Adam Galant

Personal information
- Born: 23 January 1954
- Died: On or before 1 December 2025 (aged 73)

Sport
- Country: Poland
- Sport: Athletics
- Event(s): 60 metres hurdles 110 metres hurdles

Achievements and titles
- Personal bests: 60 m hurdles: 7.57 WR (1973) 110 m hurdles: 13.66 (1972)

Medal record
Men's athletics
Representing the Poland
European Indoor Championships
| Silver medal – second place | 1973 Rotterdam | 60 m hurdles |

= Adam Galant =

Polish hurdler (1954–2025)

Adam Galant (21 February 1952 – on or before 1 December 2025) was a Polish hurdler. He won the silver medal in the 60 metres hurdles at the 1973 European Athletics Indoor Championships.

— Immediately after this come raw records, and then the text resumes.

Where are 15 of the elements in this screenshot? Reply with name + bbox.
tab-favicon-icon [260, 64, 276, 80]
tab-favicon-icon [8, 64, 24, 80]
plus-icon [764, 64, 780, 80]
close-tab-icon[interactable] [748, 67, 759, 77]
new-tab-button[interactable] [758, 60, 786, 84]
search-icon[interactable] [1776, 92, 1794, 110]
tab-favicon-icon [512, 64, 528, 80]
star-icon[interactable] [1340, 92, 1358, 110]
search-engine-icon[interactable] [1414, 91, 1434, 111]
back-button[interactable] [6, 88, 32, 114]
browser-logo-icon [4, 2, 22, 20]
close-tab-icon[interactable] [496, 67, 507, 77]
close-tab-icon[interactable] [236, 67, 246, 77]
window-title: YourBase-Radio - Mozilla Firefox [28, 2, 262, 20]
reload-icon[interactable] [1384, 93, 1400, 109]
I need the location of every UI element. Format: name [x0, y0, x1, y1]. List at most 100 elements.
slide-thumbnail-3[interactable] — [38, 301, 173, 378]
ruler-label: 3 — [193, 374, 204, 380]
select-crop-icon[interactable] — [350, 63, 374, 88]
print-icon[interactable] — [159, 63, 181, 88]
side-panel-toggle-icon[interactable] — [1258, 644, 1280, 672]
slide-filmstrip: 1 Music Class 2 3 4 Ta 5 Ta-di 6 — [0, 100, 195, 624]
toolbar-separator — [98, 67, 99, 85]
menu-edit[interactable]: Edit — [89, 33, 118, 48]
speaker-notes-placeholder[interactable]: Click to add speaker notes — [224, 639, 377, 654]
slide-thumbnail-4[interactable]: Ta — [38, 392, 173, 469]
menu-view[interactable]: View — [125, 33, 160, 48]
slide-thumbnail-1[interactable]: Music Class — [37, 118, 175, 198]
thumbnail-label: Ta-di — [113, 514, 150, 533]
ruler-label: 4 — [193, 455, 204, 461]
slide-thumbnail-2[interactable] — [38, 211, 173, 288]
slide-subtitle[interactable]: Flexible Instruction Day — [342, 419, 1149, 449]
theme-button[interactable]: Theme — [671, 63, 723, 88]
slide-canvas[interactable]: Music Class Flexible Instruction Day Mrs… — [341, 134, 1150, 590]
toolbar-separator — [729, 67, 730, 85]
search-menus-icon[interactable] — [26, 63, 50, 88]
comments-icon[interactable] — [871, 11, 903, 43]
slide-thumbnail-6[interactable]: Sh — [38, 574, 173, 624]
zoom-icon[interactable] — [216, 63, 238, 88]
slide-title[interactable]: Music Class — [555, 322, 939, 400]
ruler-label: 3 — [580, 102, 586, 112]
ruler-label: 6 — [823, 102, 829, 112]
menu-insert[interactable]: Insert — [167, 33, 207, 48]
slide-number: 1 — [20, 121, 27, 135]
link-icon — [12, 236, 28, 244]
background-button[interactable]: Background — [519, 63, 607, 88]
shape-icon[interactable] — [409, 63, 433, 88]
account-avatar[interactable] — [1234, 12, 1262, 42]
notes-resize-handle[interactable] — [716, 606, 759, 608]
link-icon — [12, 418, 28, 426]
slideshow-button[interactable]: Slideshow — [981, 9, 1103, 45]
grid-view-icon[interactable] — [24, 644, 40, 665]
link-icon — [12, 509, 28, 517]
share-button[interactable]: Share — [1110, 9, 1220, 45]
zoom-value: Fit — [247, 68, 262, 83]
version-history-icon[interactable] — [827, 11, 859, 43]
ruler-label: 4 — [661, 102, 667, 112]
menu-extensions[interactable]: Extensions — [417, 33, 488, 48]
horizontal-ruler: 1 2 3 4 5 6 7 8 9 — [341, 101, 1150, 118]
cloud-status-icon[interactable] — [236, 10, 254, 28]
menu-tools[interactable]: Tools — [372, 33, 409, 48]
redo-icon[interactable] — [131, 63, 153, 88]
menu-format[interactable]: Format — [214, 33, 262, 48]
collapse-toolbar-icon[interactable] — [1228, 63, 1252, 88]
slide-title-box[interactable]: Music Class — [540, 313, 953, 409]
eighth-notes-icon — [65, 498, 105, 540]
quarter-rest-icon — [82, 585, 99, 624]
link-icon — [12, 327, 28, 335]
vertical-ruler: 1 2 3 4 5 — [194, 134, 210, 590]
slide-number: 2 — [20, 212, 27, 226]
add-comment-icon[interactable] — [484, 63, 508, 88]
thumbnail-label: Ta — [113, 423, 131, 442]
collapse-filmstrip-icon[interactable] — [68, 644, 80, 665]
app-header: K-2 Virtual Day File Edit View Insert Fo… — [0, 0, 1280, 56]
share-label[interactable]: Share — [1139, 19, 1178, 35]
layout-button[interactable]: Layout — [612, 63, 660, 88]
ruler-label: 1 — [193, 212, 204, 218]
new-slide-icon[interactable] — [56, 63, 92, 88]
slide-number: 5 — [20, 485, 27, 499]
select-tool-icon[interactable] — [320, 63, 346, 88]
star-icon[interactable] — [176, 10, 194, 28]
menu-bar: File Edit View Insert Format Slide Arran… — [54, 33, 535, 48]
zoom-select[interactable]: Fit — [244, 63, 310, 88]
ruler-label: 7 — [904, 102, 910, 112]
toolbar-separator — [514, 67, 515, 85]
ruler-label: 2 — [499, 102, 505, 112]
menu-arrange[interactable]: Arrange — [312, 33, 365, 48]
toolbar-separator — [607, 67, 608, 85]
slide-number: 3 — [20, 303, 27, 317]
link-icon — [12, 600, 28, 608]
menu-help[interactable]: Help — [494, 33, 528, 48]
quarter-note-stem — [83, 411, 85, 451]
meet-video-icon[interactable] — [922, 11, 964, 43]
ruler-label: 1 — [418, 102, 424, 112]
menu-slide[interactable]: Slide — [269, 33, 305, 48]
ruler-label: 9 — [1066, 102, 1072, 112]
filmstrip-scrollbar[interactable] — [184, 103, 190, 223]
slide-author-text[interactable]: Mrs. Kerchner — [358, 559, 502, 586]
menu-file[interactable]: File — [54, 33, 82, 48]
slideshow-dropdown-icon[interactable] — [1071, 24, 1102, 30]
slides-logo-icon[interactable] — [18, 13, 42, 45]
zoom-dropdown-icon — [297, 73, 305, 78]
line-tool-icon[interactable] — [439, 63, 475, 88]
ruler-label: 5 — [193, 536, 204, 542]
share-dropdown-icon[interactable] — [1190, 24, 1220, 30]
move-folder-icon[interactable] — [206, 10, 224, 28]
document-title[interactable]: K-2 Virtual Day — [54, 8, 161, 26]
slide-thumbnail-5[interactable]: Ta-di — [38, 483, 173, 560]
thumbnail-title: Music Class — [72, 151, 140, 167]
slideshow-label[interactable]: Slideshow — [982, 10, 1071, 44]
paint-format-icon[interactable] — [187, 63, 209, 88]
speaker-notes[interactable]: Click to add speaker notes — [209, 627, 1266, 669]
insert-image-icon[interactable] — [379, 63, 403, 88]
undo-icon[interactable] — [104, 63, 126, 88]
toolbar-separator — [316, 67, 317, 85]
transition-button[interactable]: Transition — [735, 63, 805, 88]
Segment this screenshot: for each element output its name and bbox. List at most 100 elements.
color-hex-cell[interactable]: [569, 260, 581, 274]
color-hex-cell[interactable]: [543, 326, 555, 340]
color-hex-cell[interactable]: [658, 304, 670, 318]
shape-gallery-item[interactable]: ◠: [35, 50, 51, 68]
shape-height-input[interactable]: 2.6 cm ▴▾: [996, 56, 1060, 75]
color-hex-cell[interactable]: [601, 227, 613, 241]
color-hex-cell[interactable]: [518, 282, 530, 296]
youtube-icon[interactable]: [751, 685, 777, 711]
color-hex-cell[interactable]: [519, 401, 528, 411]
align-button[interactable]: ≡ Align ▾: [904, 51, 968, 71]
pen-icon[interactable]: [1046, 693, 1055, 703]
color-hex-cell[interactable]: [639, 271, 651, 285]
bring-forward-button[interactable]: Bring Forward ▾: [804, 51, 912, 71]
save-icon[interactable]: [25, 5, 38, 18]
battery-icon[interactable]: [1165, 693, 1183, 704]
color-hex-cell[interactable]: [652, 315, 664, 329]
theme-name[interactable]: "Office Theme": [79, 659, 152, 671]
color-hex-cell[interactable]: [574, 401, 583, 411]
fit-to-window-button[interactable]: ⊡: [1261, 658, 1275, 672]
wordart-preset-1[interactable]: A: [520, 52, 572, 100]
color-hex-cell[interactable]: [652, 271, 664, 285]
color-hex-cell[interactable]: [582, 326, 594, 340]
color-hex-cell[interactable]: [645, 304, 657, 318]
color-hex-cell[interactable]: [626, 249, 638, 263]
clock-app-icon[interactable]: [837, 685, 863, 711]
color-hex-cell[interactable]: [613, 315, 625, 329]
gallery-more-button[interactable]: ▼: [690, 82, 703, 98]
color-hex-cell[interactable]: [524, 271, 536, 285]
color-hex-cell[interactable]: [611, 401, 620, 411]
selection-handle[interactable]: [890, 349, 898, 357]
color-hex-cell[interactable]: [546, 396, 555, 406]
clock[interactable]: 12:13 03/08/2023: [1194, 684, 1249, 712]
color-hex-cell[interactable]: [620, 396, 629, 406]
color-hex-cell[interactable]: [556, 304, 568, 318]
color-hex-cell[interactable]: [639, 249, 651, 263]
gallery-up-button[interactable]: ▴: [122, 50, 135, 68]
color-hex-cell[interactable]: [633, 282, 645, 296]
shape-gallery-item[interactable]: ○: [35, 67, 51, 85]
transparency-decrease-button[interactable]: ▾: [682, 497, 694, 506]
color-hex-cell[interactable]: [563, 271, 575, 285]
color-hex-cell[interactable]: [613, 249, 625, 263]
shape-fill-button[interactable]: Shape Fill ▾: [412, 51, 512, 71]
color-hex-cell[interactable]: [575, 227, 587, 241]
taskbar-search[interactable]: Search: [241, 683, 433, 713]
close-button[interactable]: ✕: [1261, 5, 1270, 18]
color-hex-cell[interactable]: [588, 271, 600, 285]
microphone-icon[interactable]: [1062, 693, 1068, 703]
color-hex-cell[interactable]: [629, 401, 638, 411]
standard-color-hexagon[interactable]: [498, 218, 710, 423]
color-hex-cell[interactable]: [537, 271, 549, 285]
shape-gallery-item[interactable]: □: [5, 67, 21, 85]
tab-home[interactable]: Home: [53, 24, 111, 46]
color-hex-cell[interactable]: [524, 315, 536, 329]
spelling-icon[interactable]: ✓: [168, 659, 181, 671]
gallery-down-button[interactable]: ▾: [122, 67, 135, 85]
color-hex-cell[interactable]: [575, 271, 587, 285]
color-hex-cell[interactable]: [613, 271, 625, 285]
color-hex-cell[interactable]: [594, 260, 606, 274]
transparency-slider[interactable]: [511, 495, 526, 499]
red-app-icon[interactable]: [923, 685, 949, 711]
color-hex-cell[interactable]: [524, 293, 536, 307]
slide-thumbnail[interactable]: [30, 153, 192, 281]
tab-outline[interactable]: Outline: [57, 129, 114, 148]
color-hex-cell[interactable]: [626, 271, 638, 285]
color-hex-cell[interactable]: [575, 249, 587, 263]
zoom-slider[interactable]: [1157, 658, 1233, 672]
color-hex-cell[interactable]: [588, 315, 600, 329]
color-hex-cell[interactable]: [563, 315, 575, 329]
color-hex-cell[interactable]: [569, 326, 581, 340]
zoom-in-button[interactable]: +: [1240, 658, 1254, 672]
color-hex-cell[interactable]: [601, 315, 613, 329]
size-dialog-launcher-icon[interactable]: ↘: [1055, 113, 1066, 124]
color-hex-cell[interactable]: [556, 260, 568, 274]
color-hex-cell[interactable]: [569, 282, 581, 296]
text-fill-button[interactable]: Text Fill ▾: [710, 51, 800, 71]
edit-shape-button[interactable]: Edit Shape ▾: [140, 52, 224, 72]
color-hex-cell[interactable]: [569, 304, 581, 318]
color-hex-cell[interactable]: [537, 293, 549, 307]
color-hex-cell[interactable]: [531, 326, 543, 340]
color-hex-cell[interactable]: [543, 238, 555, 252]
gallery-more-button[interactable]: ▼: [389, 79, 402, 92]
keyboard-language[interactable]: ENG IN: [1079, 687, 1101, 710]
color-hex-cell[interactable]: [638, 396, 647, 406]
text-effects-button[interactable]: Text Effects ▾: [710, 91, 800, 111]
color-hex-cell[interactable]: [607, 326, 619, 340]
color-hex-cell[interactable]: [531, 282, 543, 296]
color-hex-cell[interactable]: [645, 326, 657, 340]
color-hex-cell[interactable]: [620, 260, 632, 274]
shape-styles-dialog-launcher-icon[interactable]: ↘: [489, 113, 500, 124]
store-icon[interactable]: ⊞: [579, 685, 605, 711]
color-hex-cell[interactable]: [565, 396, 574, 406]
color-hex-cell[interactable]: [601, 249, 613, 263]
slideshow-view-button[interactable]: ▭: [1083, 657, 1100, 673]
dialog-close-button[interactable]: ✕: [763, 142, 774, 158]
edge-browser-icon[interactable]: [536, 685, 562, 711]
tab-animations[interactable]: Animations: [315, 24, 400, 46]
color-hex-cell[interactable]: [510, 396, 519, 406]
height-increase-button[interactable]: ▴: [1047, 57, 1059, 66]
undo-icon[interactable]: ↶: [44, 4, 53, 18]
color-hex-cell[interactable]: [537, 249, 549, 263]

On 25 February 1973, he ran 7.57 seconds over 60 m hurdles to win the Polish Indoor Athletics Championships, setting a world record over the distance.

==Career==
Galant ran for the athletics section of the Górnik Wałbrzych club beginning in 1971. He advanced past the heats of the 60 metres hurdles at the 1971 European Indoor Championships, but placed 4th in his semi-final and did make the finals. Outdoors, he placed 5th at the 1971 Janusz Kusociński Memorial and 3rd at a later meeting in Warsaw over 110 m hurdles.

Galant ran 13.6 seconds to place runner-up in his heat at the 1972 Polish Athletics Championships. In the finals, he tied Leszek Wodzyński for the win as both were assigned a time of 13.4 seconds, surpassing Marek Jóźwik's Polish national record. At the 1972 Polish Olympic trials, Galant ultimately finished 4th and was not selected for the team.

On 25 February 1973 at the Polish Indoor Athletics Championships, he won the 60 m hurdles in 7.57 seconds, setting a world record for automatic timing (superseding Ervin Hall and Günther Nickel's 7.6 hand-timed bests). At the 1973 European Athletics Indoor Championships, Galant won his heat and semi-final to advance to the finals, where he ran 7.76 seconds behind only Frank Siebeck. Outdoors, he won the sprint hurdles at a race in Havana, Cuba in May 1973. He got injured participating in the long jump at a league competition in Kraków, cutting his outdoor season short.

Galant's 1974 season was hampered by injuries. He did not record performances in 1975.

In 1976, Galant reached the 60 m hurdles semi-finals at the 1976 European Indoor Championships but did not advance to the finals. He retired in 1979.

==Personal life==
Galant was born in Węgliniec, Lower Silesian Voivodeship, Poland. He graduated from the Warsaw University of Technology.

Galant was coached by Andrzej Radiuk. His coach said that he observed Galant had an unusually large number of fast twitch muscle fibers and could have broken the 110 metres hurdles world record had he not been injured.

Galant's death was announced by the Polish Athletic Association before 2 December 2025. He was 73 years old at the time of his death.

Węgliniec's municipal stadium, Stadion Miejski w Węglińcu im. Adama Galanta, was named after Galant.